Edit: Oh, and to my knowledge neither of these printers ever tried to tell me that I needed to install their special ~~rootkit~~ software in order to get the full experience of their printer. I just plug them in and they print. I feel like that's a selling point in our blighted modern age.
In grad school I picked up a free used HP LaserJet. It had Ethernet, and could use generic/off brand cartridges. Yeah it was big and noisy but it was an awesome workhorse and it Just Worked (with out-of-the-box CUPS/Linux support too, IIRC).
How the mighty have fallen.
Fuck HP, that simple. it's exhibit "a" for the proof of enshittification
Imagine working high up in this company and not wanting to jump off a bridge every time you get off of work. Psychos.
I'm not an investment, I'm a single purchase customer. I buy a thing from you and then I get on with my life.
Do not buy inkjet printers, it is a scam! I dumped mine long ago even with after market ink, it is just a hassle to upkeep it.

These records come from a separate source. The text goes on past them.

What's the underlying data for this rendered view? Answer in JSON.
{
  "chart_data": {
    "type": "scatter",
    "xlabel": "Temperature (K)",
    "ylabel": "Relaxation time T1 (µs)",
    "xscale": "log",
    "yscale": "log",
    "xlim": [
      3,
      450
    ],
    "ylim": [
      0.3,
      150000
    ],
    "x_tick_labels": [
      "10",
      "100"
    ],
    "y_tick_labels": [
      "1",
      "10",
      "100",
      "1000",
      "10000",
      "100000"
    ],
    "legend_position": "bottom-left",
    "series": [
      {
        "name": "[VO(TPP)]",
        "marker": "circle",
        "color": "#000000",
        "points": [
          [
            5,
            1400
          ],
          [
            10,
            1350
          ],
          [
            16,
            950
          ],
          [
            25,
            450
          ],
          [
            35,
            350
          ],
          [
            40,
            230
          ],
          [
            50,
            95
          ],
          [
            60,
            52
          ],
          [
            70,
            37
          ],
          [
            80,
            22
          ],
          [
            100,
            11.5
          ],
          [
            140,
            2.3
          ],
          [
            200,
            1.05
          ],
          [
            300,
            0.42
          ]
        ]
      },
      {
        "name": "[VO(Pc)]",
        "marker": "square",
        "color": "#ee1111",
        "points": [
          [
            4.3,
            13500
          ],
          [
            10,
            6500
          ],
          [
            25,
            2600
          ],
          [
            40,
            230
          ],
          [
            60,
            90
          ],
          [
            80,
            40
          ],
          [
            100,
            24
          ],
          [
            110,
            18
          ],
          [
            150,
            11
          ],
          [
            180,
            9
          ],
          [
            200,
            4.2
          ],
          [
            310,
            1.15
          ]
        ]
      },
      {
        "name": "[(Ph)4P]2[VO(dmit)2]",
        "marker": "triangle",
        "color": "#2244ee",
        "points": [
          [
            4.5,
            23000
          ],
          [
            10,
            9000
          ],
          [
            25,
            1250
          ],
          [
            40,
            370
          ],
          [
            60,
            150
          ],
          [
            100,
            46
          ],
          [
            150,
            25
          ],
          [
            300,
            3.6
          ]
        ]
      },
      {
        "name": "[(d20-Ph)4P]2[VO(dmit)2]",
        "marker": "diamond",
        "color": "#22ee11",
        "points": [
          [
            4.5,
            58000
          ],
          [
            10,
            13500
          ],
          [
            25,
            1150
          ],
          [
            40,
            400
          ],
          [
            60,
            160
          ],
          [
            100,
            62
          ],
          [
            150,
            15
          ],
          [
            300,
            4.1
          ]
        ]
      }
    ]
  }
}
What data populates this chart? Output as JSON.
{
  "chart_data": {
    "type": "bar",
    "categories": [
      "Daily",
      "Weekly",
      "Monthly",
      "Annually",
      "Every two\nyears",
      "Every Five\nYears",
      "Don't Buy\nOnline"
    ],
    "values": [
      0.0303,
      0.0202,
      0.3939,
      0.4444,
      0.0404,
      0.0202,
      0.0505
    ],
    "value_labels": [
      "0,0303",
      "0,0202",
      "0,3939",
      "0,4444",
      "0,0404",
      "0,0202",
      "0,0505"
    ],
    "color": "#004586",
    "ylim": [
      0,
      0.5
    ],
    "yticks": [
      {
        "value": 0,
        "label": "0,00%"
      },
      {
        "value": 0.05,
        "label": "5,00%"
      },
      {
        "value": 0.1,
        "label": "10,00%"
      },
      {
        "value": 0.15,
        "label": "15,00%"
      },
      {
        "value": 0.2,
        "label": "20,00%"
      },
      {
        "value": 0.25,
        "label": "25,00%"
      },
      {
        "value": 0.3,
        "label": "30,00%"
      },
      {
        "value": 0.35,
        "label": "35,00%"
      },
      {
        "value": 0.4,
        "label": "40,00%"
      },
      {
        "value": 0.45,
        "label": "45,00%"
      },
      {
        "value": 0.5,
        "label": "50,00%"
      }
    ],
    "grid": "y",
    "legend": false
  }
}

I have always had a conspiracy theory that the ink management requirements are set by national security input. All printers have a yellow dot pattern added to every print to identify the printer by a forensics team. I wonder if this is why the ink landscape is so shifty. They want to make sure those dots get printed. My thought on why you can't print black and white when you are only missing colored ink.